C’est un grand jour dans la vie d’un officier, mes enfants, que celui où il reçoit ainsi, pour la première fois, l’investiture devant ses subordonnés, devant ses hommes. Il y a quelque chose de solennel dans cette présentation du jeune sous-lieutenant à sa compagnie, et le cœur de Georges battit à coups précipités lorsqu’il se trouva, au port du sabre, à la gauche de son commandant. Devant lui, cent cinquante soldats d’infanterie de marine, la 14e, sa compagnie, étaient alignés immobiles, baïonnette au canon, et au port d’armes ; un ban fut ouvert par les clairons.

— Sous-officiers, caporaux et soldats, proclama d’une voix grave le commandant, vous reconnaîtrez pour sous-lieutenant M. Georges Cardignac ici présent, et vous lui obéirez en tout ce qu’il vous commandera, pour le bien du service et l’exécution des règlements militaires !

Et se tournant vers Georges Cardignac, le chef de bataillon lui donna l’accolade.

De ce jour, l’autorité du jeune officier sur ses hommes était proclamée, effective ; mais il n’en devait user, vous l’avez vu par la phrase sacramentelle, que « pour le bien du service et l’exécution des règlements militaires. »

Tout officier devrait toujours avoir présente à l’esprit cette formule, concise et sacrée, qui, en affirmant le droit au commandement, sauvegarde en même temps le subordonné de l’abus de pouvoir ou de la fantaisie du chef.

Ce même soir, Georges et Zahner furent « reçus » par le corps d’officiers.

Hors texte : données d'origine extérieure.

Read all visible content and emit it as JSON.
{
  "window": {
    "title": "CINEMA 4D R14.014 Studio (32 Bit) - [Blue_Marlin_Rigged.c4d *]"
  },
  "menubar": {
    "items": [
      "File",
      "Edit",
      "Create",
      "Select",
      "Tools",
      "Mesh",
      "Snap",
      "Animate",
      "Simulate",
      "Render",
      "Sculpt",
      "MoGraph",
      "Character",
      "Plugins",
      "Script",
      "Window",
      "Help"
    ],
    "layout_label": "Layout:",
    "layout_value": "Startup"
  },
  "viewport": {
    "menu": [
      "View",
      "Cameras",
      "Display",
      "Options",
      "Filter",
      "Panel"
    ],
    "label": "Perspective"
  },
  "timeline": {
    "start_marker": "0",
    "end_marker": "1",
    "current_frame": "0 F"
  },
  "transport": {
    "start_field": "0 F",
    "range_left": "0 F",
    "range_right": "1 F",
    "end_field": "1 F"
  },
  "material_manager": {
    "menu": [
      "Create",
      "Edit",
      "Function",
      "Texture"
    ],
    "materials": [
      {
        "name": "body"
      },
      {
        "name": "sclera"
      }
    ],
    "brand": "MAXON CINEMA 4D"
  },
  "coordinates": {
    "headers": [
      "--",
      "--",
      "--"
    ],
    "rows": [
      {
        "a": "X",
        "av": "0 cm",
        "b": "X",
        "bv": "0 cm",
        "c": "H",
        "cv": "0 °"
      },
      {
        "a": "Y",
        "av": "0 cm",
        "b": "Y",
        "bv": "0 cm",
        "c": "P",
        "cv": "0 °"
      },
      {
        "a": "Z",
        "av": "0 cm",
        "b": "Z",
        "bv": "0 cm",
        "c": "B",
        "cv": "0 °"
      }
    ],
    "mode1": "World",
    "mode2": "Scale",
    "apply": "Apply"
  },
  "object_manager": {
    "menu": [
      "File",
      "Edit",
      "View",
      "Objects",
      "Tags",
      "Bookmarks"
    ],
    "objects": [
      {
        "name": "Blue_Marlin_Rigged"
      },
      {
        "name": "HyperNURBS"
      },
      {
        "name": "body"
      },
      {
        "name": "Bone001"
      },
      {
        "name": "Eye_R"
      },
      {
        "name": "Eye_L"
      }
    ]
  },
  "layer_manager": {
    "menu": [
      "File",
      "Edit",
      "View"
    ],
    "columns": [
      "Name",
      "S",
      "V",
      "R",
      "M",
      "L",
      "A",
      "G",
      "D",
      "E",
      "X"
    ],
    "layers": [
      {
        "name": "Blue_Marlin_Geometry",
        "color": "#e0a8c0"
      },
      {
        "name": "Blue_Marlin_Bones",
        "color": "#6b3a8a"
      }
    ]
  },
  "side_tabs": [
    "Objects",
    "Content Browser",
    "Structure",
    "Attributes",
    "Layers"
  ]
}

C’est aussi une impression forte, que celle qu’emporte de cette solennité le débutant dans la vie militaire. Après le dîner à la pension, terminé par un toast du plus ancien lieutenant, président de table, à l’adresse des deux récipiendaires, Georges et Zahner trouvèrent, réunis au Cercle militaire, tous les officiers du 1er régiment d’infanterie de marine, présents à Cherbourg.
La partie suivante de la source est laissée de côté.